Quality Scan: Portable or Fixed-Position CMM?
By Jonathan Dove Applications Operations Manager North America
By Doug Schueneman
Technical Services Manager
Manually operated, articulated-arm CMMs are used in many manufacturing operations because they can be moved quickly and easily to the shop floor to perform fast, accurate measurements. Articulated arm CMMs use an anchored, jointed arm with an attached probe tip at the moveable end. The length of each arm section is combined with the encoder angle at each joint to compute the probe's position.
Fixed CMMs, as the name implies, are located in one position. What fixed CMMs give up in mobility and portability, they return in accuracy and repeatability. Most fixed CMMs are also direct computer controlled (DCC) systems that automate the inspection operation.
Both types of CMMs can be used to monitor and identify evolving trends in production to eliminate the manufacture of out-of-tolerance parts, and to accurately detect variation in part dimensions caused by changes in process tooling, providing data to establish optimal tool setup and subsequent tooling changes.
The decision on what technology to use depends on the following factors:
- Size, configuration and transportability of the workpiece.
- Number of features that require inspection and accuracy required.
- Magnitude of the process control problem that must be corrected.
- Investment objectives.
Large workpieces such as complete auto bodies, auto body sheetmetal panels and subassemblies, airframe components, molds, dies, and welding fixtures present special handling challenges. It's not only their size that makes these parts difficult to measure, but also the variety of different tolerances often found on them. Large parts are often extremely heavy, bulky, and awkward to transport, adding time and labor cost to the inspection cycle if the parts must be moved from the shop floor to an inspection area.
Because large parts, by their very nature, require more time to move and set up, the use of portable CMMs to inspect them in place on the shop floor helps reduce inspection-cycle time.
Some parts have features that are located in difficult-to-reach areas. Because of its flexibility, the articulated-arm portable CMM makes it easier to inspect these features, reducing overall inspection time. There are also some parts, such as welding fixtures, that must be inspected in place where they are constructed. These parts are prime candidates for articulated-arm portable CMMs.

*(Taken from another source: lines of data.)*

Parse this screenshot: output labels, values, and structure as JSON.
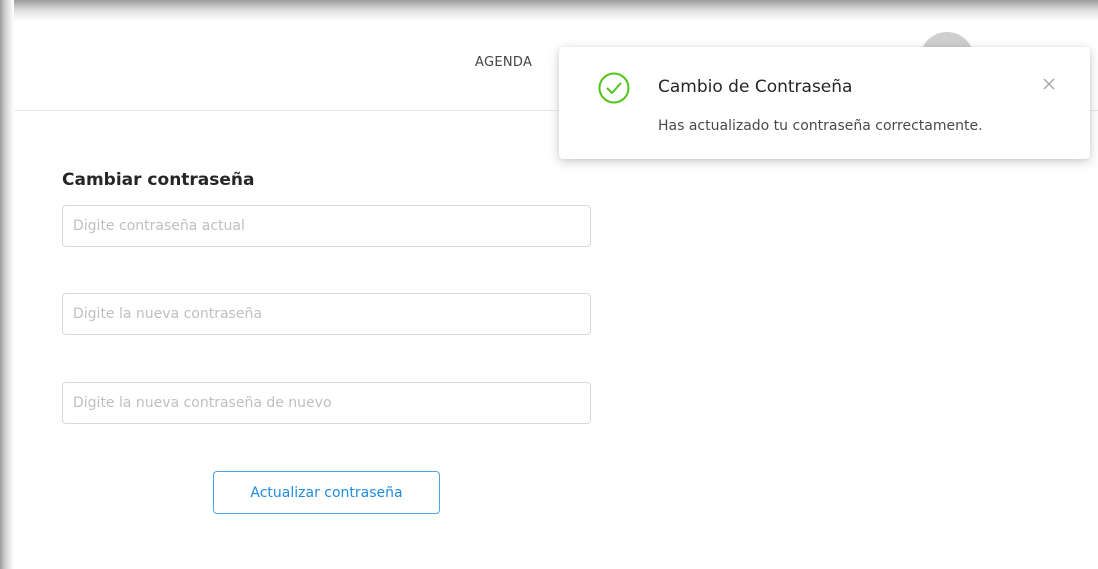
{
  "nav": {
    "agenda_label": "AGENDA"
  },
  "form": {
    "title": "Cambiar contraseña",
    "current_password": {
      "placeholder": "Digite contraseña actual",
      "value": ""
    },
    "new_password": {
      "placeholder": "Digite la nueva contraseña",
      "value": ""
    },
    "confirm_password": {
      "placeholder": "Digite la nueva contraseña de nuevo",
      "value": ""
    },
    "submit_label": "Actualizar contraseña"
  },
  "notification": {
    "title": "Cambio de Contraseña",
    "message": "Has actualizado tu contraseña correctamente.",
    "icon": "check-circle-icon",
    "close_icon": "close-icon"
  },
  "colors": {
    "success": "#52c41a",
    "primary": "#1f8ce0",
    "border": "#d9d9d9"
  }
}
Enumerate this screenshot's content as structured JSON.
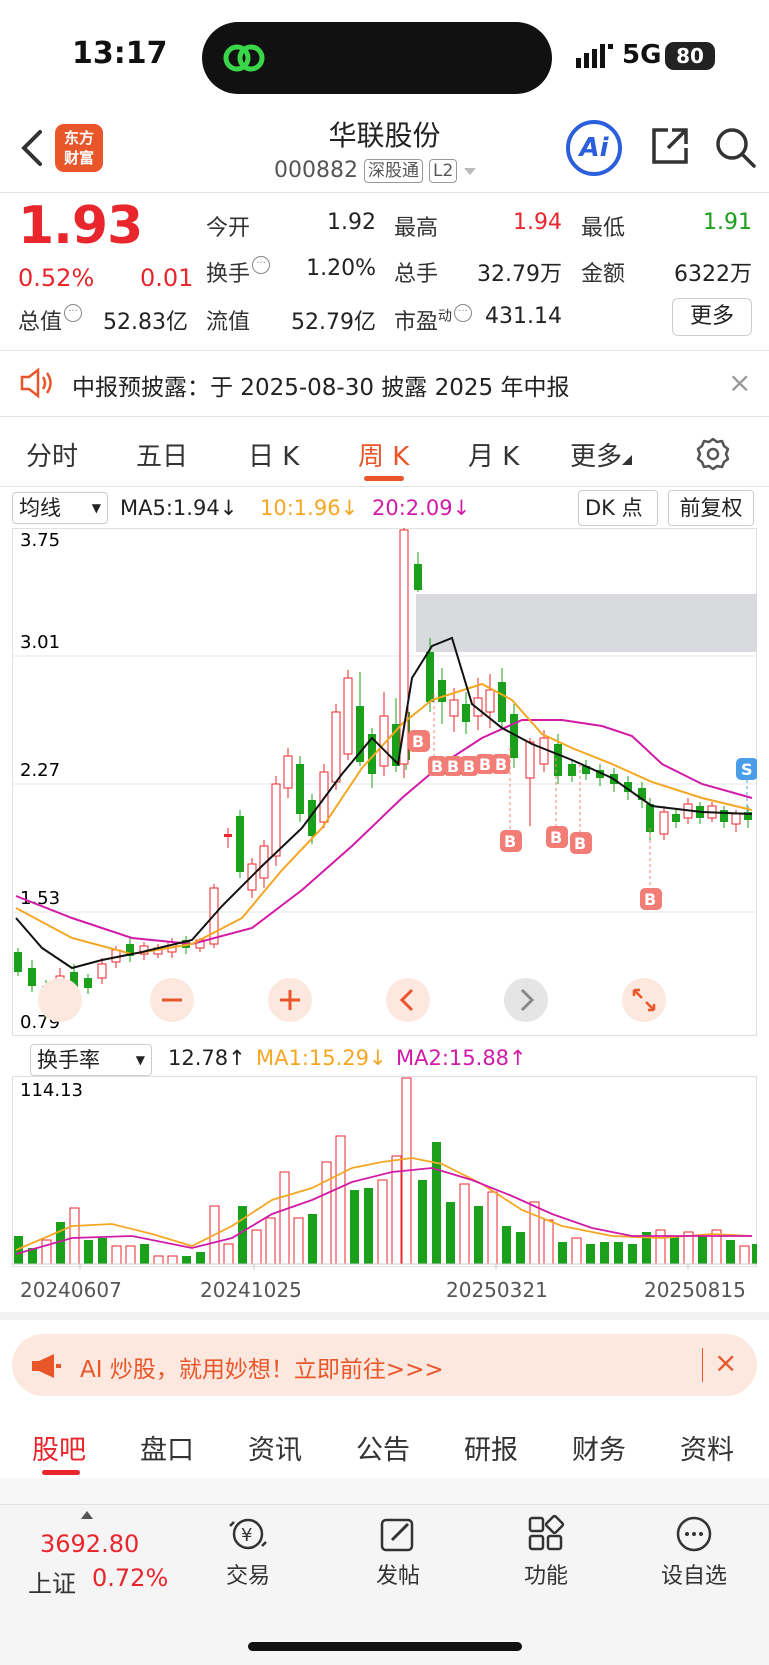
{
  "status": {
    "time": "13:17",
    "network": "5G",
    "battery": "80"
  },
  "header": {
    "logo": "东方财富",
    "stock_name": "华联股份",
    "stock_code": "000882",
    "tag_connect": "深股通",
    "tag_level": "L2",
    "ai_label": "Ai"
  },
  "quote": {
    "price": "1.93",
    "change_pct": "0.52%",
    "change_abs": "0.01",
    "open_label": "今开",
    "open": "1.92",
    "high_label": "最高",
    "high": "1.94",
    "low_label": "最低",
    "low": "1.91",
    "turnover_label": "换手",
    "turnover": "1.20%",
    "volume_label": "总手",
    "volume": "32.79万",
    "amount_label": "金额",
    "amount": "6322万",
    "mktcap_label": "总值",
    "mktcap": "52.83亿",
    "float_label": "流值",
    "float": "52.79亿",
    "pe_label": "市盈",
    "pe_sup": "动",
    "pe": "431.14",
    "more_label": "更多"
  },
  "notice": {
    "text": "中报预披露：于 2025-08-30 披露 2025 年中报"
  },
  "period_tabs": [
    "分时",
    "五日",
    "日 K",
    "周 K",
    "月 K",
    "更多"
  ],
  "active_period": 3,
  "indicator": {
    "select": "均线",
    "ma5": "MA5:1.94",
    "ma10": "10:1.96",
    "ma20": "20:2.09",
    "dk_label": "DK 点",
    "adjust_label": "前复权"
  },
  "volume_indicator": {
    "select": "换手率",
    "value": "12.78",
    "ma1": "MA1:15.29",
    "ma2": "MA2:15.88"
  },
  "chart": {
    "price_ticks": [
      "3.75",
      "3.01",
      "2.27",
      "1.53",
      "0.79"
    ],
    "vol_tick": "114.13",
    "date_ticks": [
      "20240607",
      "20241025",
      "20250321",
      "20250815"
    ],
    "buy_marker": "B",
    "sell_marker": "S",
    "colors": {
      "up": "#e8262c",
      "down": "#1aa01a",
      "ma5": "#111111",
      "ma10": "#f5a623",
      "ma20": "#d21aa8"
    }
  },
  "banner": {
    "text": "AI 炒股，就用妙想！立即前往>>>"
  },
  "section_tabs": [
    "股吧",
    "盘口",
    "资讯",
    "公告",
    "研报",
    "财务",
    "资料"
  ],
  "active_section": 0,
  "bottom_nav": {
    "index_value": "3692.80",
    "index_name": "上证",
    "index_change": "0.72%",
    "items": [
      "交易",
      "发帖",
      "功能",
      "设自选"
    ]
  }
}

The number of workpieces, the number of features, and the accuracy required are other considerations in the process of deciding whether a portable-arm CMM or a fixed-position CMM is the best choice for an application. If there are more than one or two parts in a batch to be inspected, and if those parts have several features that need to be checked, it may be more cost-effective to inspect them using a fixed DCC CMM than a portable-arm CMM. The time savings possible by running an automated program on a fixed CMM may more than compensate for the time required to move the part to the inspection station.
In some cases, a combination of the two types of CMMs may work to the user's best advantage. The portable-arm CMM is a good investigative tool, and can quickly isolate process problems. Early in the manufacturing cycle, a portable-arm CMM may provide the level of accuracy necessary to determine if the process is in control--if holes and slots are in the correct position, for example. Its use can, in fact, relieve the burden on a fixed-position CMM, improving overall inspection efficiency. Later in the manufacturing cycle, such as finish-machining operations, it may be appropriate, and faster, to inspect the part on a fixed-position CMM.
Equipment cost is also a factor. For example, a portable-arm CMM with a 15' (4.6-m) measuring volume is considerably less costly than a fixed-position CMM of the same measuring volume. Total inspection operating costs, however, must be factored in, and those costs include inspection cycle-time costs. A DCC CMM may prove less costly to operate over the course of a production run. In the end, the final decision on which technology to use depends on a careful examination of total inspection costs.